Posted Feb 11, 2016 by Martin Armstrong
2011 was the intraday high in gold, but 2012 was the highest yearly closing. Add the 5 units of time bear market, that would potentially bring us with a low in 2017.
Likewise the Dow’s highest yearly closing was 2014. With a 3 units of time correction we end up with a possible 2017 low.
Is it possible that 2017 is in fact the year of global alignment in the markets, and what we are experiencing now is the False Move developing right in front of our eyes?
ANSWER: Yes. There is the risk of this extending sideways and 2016 becoming the staging ground in all markets into the first quarter of 2017. I have warned, for example, in gold that 2016 could produce the lowest yearly closing and 2017 could produce the intraday low. Gold held the 1044 number for the close of 2015, and that warned, as I stated, that gold was NOT as weak as it appeared. Markets are NOT random. Every subtle move is for a reason. To survive, we have to learn to pay attention. The market is ALWAYS right – only humans are wrong.
When we look at the Quarterly Forecast Array, this potential extension appears to be very real.

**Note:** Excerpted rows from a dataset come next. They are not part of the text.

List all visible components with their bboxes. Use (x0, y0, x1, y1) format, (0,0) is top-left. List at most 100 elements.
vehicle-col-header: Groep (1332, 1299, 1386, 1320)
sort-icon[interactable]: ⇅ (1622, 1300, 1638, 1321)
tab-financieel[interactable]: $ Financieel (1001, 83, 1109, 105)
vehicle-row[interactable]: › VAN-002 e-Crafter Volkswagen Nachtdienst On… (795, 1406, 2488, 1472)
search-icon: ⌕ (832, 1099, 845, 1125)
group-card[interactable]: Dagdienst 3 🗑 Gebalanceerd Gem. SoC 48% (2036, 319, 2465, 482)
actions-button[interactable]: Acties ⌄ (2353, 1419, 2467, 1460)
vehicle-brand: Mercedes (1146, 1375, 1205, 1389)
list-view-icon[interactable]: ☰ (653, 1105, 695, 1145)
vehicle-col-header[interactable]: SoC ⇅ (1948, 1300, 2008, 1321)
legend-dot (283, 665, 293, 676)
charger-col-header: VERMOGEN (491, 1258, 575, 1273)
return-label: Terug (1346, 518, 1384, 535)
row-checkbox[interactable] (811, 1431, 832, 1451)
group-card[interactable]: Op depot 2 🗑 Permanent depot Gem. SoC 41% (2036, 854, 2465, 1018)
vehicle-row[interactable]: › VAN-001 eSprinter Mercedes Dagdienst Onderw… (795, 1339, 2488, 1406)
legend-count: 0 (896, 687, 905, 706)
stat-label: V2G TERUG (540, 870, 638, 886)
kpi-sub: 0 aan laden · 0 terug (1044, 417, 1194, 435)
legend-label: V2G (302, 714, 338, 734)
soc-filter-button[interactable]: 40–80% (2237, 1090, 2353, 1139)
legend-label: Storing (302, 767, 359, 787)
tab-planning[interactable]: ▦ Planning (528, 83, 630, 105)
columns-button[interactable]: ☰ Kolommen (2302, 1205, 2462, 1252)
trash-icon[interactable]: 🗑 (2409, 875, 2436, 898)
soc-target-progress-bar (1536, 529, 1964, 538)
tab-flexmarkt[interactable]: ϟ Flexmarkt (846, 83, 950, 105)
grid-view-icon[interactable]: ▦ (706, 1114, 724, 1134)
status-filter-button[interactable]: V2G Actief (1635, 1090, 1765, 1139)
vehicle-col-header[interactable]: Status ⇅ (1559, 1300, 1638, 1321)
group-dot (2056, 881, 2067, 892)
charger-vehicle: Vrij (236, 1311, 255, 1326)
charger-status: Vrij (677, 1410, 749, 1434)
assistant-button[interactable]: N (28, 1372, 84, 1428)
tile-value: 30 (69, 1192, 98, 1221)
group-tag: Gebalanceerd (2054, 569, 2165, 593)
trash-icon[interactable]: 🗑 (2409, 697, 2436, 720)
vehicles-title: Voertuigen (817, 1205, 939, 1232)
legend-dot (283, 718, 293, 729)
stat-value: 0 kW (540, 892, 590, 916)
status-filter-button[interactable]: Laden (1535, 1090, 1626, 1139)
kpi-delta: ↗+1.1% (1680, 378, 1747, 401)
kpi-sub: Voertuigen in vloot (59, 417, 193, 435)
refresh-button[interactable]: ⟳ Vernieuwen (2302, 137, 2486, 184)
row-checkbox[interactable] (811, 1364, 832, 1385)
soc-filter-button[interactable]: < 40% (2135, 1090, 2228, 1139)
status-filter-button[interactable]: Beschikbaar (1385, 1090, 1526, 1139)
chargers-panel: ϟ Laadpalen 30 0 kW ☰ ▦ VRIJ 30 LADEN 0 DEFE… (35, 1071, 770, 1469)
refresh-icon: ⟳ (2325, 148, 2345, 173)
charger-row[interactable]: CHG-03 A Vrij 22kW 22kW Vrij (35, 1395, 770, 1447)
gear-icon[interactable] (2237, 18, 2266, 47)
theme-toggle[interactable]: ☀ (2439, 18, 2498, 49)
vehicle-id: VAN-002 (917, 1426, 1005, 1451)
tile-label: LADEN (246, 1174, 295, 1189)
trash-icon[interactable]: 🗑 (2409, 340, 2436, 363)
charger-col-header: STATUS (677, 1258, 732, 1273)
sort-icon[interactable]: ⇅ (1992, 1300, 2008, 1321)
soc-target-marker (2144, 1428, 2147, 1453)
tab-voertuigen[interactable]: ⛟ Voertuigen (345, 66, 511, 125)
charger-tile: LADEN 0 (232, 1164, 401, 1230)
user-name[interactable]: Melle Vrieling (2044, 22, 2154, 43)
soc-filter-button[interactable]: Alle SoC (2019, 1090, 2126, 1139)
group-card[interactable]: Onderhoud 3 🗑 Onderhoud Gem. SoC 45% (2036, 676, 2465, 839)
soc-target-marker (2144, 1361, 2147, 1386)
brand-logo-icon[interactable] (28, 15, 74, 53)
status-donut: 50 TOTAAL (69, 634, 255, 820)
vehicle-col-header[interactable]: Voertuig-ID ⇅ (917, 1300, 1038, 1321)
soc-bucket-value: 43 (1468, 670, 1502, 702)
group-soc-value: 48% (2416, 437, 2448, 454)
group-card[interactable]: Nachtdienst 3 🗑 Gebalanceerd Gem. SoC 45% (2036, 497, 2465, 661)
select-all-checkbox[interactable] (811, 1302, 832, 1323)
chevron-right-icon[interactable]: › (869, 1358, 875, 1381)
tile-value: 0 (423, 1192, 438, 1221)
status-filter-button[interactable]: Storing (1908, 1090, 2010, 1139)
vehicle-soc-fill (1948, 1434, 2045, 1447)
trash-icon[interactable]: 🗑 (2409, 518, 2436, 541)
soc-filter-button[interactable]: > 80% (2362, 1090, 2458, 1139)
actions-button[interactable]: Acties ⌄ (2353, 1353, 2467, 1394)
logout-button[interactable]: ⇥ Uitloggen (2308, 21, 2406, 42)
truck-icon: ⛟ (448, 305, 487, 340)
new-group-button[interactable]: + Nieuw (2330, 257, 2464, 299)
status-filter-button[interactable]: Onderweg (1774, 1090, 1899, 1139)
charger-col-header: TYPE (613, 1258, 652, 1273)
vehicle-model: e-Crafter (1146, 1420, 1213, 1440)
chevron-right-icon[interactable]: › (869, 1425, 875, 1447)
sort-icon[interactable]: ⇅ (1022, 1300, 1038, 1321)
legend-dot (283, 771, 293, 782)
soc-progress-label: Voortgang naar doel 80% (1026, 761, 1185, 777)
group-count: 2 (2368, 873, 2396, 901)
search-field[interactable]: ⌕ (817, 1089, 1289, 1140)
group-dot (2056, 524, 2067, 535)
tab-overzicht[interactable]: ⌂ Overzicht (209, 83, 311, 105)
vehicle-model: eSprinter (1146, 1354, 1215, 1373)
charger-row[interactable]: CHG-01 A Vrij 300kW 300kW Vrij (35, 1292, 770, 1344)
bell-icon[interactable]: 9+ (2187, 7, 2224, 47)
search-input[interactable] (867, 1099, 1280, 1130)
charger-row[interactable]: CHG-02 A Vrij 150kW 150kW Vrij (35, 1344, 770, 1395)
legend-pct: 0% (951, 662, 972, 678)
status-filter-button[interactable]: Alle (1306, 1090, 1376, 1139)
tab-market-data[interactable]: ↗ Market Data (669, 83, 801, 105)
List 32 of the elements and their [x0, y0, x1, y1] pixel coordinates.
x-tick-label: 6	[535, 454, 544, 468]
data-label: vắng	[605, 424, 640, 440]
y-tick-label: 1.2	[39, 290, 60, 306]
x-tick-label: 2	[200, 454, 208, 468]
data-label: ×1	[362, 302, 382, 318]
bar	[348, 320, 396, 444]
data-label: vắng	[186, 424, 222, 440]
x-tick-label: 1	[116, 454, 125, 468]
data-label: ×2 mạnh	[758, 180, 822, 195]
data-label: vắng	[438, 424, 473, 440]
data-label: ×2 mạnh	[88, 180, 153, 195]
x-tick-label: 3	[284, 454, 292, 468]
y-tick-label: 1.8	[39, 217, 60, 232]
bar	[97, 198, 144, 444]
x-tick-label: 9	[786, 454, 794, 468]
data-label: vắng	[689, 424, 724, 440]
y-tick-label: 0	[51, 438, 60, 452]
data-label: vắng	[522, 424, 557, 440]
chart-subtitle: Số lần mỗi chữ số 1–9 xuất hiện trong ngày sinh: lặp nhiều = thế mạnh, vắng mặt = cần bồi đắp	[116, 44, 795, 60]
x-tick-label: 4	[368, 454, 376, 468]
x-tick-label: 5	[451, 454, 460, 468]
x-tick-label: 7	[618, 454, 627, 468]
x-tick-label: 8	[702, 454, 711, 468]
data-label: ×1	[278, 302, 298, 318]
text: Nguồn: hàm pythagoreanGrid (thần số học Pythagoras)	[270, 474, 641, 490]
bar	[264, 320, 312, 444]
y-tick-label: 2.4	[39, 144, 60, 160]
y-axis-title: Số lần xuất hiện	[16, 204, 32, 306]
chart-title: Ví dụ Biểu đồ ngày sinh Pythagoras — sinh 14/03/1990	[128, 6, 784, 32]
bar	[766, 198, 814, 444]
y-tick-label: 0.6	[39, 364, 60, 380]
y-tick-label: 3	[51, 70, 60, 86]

If we get a low this quarter, and then the rally into the next FAILS to elect a Quarterly Bullish Reversal, then we must open our eyes to this scenario. We must resign ourselves to the postponement of an alignment into early 2017 with the wild times coming 2017 to 2020. This will also coincide with the War Cycle, Social Security going negative, and political elections that will overturn government as we have known it in Europe and possibly in the USA.
We are preparing the 2016 reports on gold, stock markets, and interest rates. These will be extremely important reports for they deal with this reality and lay out the markets for us to follow.